Technology challenges

While companies have long anticipated the potential benefits of subsea production, reality has prevented it from happening. Until recently, the idea of building an entire production facility thousands of feet under the sea probably did not seem much different than building one on the Moon. While many could see the opportunity, the technology was not available to produce in an unmanned, complex environment 3,000 m (≈10,000 ft) below the surface.

However, over the past 10 years, oil and gas producers around the globe have started to develop pilot subsea compression stations. If these pilot projects prove successful, the reality of subsea compression has the potential to eliminate the need for – and risks associated with – a production platform.

Companies participating in various pilot projects understand the potential economic, safety, and environmental benefits subsea production represents. At the same time, cutting-edge compression technology has matured to the point that it is ready to be marinized, miniaturized, and ruggedized for the pressure constraints, corrosive environment and frigid temperatures that exist subsea.

The latest subsea compression systems typically measure 12 m (40 ft) high, 35 m (115 ft) wide, and 49 m (160 ft) long. An installation this size is required to allow room for ROV assistance in system maintenance.

The complexities of the system also require some of the most technologically advanced equipment available. Equipment on the systems include multiple compressor trains, variable speed motors, separate vessels and coolers, pump and level controls, transformers, electronics and liquid slug and MEG handling – each thoroughly tested and designed specifically for the subsea environment.

Brains behind the brawn

To control giant subsea platforms, oil and gas companies need closed-loop controllers to help protect against pressure surges that could cause catastrophic failures in the expensive compressors.
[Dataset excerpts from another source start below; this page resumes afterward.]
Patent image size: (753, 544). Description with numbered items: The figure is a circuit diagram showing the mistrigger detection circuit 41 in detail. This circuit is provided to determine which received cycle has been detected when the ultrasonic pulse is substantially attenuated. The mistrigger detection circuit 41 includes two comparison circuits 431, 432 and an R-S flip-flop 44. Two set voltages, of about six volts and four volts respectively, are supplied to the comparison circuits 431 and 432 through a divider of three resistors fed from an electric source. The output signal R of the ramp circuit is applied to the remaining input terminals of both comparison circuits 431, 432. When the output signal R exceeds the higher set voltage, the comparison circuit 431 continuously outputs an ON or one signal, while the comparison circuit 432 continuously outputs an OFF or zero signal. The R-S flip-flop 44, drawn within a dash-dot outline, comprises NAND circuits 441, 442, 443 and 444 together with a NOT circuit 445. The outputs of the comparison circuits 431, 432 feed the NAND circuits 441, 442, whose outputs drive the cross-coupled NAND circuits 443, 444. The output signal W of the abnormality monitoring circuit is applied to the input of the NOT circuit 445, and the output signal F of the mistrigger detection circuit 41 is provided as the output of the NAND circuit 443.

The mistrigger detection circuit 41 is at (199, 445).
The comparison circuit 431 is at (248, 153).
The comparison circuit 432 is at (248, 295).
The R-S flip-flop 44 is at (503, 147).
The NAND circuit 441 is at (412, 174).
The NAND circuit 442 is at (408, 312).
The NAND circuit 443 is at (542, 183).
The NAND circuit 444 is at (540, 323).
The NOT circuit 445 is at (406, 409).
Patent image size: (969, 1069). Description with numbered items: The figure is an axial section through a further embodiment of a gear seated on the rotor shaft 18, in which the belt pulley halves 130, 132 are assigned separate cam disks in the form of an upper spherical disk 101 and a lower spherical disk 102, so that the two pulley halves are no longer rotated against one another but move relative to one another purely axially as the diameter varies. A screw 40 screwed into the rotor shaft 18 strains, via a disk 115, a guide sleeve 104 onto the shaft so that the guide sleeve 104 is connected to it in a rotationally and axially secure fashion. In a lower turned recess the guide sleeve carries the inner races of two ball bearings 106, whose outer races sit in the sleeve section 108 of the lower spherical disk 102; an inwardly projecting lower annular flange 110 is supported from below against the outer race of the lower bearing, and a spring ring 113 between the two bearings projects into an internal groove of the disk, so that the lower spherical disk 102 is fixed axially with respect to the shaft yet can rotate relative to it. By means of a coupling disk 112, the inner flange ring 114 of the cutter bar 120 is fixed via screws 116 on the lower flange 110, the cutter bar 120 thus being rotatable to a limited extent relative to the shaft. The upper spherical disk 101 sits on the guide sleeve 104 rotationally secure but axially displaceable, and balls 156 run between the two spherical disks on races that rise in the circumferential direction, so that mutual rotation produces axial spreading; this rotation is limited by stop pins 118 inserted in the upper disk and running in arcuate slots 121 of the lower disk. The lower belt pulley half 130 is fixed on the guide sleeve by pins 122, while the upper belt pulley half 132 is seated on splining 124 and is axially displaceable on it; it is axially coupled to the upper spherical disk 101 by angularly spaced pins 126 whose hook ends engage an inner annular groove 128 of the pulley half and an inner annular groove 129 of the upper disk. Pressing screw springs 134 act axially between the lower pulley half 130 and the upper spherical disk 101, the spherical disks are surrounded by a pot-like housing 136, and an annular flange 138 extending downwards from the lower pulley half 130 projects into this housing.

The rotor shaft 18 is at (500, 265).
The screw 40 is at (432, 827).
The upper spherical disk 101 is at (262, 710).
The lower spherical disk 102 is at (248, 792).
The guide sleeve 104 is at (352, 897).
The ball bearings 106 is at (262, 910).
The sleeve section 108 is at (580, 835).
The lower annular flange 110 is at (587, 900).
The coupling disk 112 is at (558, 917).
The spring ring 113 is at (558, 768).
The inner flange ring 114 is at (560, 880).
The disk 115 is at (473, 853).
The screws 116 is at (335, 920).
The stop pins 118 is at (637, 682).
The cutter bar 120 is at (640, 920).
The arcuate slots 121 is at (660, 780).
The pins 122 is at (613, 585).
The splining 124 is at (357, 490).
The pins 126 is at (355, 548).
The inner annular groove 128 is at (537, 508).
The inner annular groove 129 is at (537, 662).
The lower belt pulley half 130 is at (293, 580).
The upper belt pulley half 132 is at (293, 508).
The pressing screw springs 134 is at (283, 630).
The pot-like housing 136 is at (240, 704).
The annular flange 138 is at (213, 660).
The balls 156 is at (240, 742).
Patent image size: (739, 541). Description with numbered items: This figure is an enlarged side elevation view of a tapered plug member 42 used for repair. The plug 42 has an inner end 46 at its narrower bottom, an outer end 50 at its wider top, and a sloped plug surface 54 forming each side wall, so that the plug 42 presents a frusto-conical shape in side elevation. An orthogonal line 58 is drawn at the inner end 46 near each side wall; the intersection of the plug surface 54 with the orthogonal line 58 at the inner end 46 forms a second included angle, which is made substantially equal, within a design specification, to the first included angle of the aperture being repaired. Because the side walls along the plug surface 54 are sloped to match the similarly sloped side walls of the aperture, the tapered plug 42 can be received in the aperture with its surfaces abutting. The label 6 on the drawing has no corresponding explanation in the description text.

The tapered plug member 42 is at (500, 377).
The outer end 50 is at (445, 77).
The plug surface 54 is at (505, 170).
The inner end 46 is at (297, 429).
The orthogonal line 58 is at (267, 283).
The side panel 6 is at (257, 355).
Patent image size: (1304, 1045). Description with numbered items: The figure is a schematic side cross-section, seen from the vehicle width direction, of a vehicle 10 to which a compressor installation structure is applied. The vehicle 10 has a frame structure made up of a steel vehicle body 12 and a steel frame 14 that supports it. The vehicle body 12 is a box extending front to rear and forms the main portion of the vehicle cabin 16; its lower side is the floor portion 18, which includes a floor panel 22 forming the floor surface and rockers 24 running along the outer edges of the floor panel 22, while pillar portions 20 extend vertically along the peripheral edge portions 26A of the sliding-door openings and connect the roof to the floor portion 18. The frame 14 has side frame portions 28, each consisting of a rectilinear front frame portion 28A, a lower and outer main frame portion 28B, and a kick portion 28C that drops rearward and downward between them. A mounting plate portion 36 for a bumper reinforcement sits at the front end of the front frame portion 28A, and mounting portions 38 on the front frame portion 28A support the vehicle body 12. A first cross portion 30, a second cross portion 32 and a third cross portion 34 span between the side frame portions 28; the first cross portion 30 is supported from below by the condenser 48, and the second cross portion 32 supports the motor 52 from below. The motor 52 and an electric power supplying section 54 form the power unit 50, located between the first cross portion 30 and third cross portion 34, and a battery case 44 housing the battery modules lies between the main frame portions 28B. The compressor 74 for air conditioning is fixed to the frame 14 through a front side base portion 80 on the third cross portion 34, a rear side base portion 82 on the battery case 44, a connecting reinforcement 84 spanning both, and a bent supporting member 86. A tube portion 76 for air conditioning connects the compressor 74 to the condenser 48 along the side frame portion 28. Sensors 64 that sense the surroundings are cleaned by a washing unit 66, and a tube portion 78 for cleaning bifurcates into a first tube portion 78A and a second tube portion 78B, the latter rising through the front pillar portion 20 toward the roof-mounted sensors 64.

This system also requires a controller that matches the Eurocard circuit board format that fits in existing subsea-qualified enclosures, to save the time and expense associated with designing and testing an entirely new enclosure usable at extreme depths.

Operators typically test machinery and components from many sources to identify as many potential components as possible. This helps the company identify the best-in-class solutions most likely to hold up in such intense conditions, prior to installing the system subsea.

To communicate with this variety of devices, the control system must leverage a standard programming environment. The end user also requires that the control solution feature simplex, redundant, or triple modular redundancy levels depending upon each supplier’s specifications.

As companies look toward executing this cutting-edge approach, it is important to look for a control architecture that offers dual, closed-loop independent subsea electronics modules (SEMs), each with a redundant central processing unit (CPU) for improved availability. This also provides physical separation to minimize loss of contact during safety events, along with multiple Ethernet channels to onshore operations. The control system should support online reconfiguration, such as adjustment of input thresholds, without necessitating a process shutdown; and it should be built for IEC-61131 compliance with integral support for all five programming languages.

Subsea controller

The AADvance controller from Rockwell Automation has been used in several subsea compressor control applications to provide the multiple redundancy levels required. Its scalable design allows oil and gas producers to add up to 48 I/O modules if necessary, and is based on commercially available, off-the-shelf technology. This allows the end user – and the many companies involved in a project – to focus on design rather than customized programming and engineering.

An automation engineering team also modifies the electronics to fit a Eurocard circuit board format, which fits in subsea-rated enclosures rated to a depth of 3,000 m (approx. 9,800 ft). The modification then receives thermal testing ranging from -20° to +70° C (-4° to +158° F), as well as severe vibration testing on special test jigs.